Il n’existe pas non plus de modèle officiel ou obligatoire pour la crosse moderne. Plusieurs prélats utilisent une sorte de férule, bien que la croix qui la surmonte soit généralement beaucoup plus petite que celle associée aux papes.
Par conséquent, même si je considère comme positif que les évêques conservent la forme incurvée traditionnelle de la crosse pastorale, évoquant leur ministère en tant que pasteur de leur troupeau, il existe une grande marge d’adaptation aux traditions et cultures locales.

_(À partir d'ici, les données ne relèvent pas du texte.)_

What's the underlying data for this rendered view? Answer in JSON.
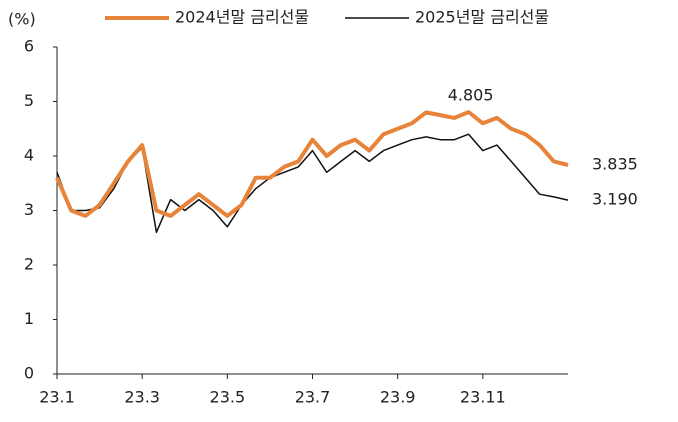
{
  "chart_data": {
    "type": "line",
    "y_label": "(%)",
    "categories": [
      "23.1",
      null,
      null,
      null,
      null,
      null,
      "23.3",
      null,
      null,
      null,
      null,
      null,
      "23.5",
      null,
      null,
      null,
      null,
      null,
      "23.7",
      null,
      null,
      null,
      null,
      null,
      "23.9",
      null,
      null,
      null,
      null,
      null,
      "23.11",
      null,
      null,
      null,
      null,
      null,
      null
    ],
    "series": [
      {
        "name": "2024년말 금리선물",
        "color": "#e8833a",
        "width": 4,
        "values": [
          3.6,
          3.0,
          2.9,
          3.1,
          3.5,
          3.9,
          4.2,
          3.0,
          2.9,
          3.1,
          3.3,
          3.1,
          2.9,
          3.1,
          3.6,
          3.6,
          3.8,
          3.9,
          4.3,
          4.0,
          4.2,
          4.3,
          4.1,
          4.4,
          4.5,
          4.6,
          4.8,
          4.75,
          4.7,
          4.805,
          4.6,
          4.7,
          4.5,
          4.4,
          4.2,
          3.9,
          3.835
        ],
        "value_labels": [
          null,
          null,
          null,
          null,
          null,
          null,
          null,
          null,
          null,
          null,
          null,
          null,
          null,
          null,
          null,
          null,
          null,
          null,
          null,
          null,
          null,
          null,
          null,
          null,
          null,
          null,
          null,
          null,
          null,
          "4.805",
          null,
          null,
          null,
          null,
          null,
          null,
          "3.835"
        ]
      },
      {
        "name": "2025년말 금리선물",
        "color": "#111111",
        "width": 1.5,
        "values": [
          3.7,
          3.0,
          3.0,
          3.05,
          3.4,
          3.9,
          4.15,
          2.6,
          3.2,
          3.0,
          3.2,
          3.0,
          2.7,
          3.1,
          3.4,
          3.6,
          3.7,
          3.8,
          4.1,
          3.7,
          3.9,
          4.1,
          3.9,
          4.1,
          4.2,
          4.3,
          4.35,
          4.3,
          4.3,
          4.4,
          4.1,
          4.2,
          3.9,
          3.6,
          3.3,
          3.25,
          3.19
        ],
        "value_labels": [
          null,
          null,
          null,
          null,
          null,
          null,
          null,
          null,
          null,
          null,
          null,
          null,
          null,
          null,
          null,
          null,
          null,
          null,
          null,
          null,
          null,
          null,
          null,
          null,
          null,
          null,
          null,
          null,
          null,
          null,
          null,
          null,
          null,
          null,
          null,
          null,
          "3.190"
        ]
      }
    ],
    "ylim": [
      0,
      6
    ],
    "yticks": [
      0,
      1,
      2,
      3,
      4,
      5,
      6
    ],
    "grid": false
  }
}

D’un point de vue juridique, puisqu’aucune loi n’empêche un évêque d’utiliser une férule analogue à celle du pontife, il ne semble pas y avoir d’exigence pour qu’une autorisation spéciale soit demandée ou accordée.
Une autre possibilité, que je ne peux exclure, est que l’archevêque en question ait fait un usage exceptionnel, non pas d’une férule à proprement parler, mais d’une croix archiépiscopale, que notre lecteur a cru être une imitation de la férule papale en raison de la similitude de sa forme.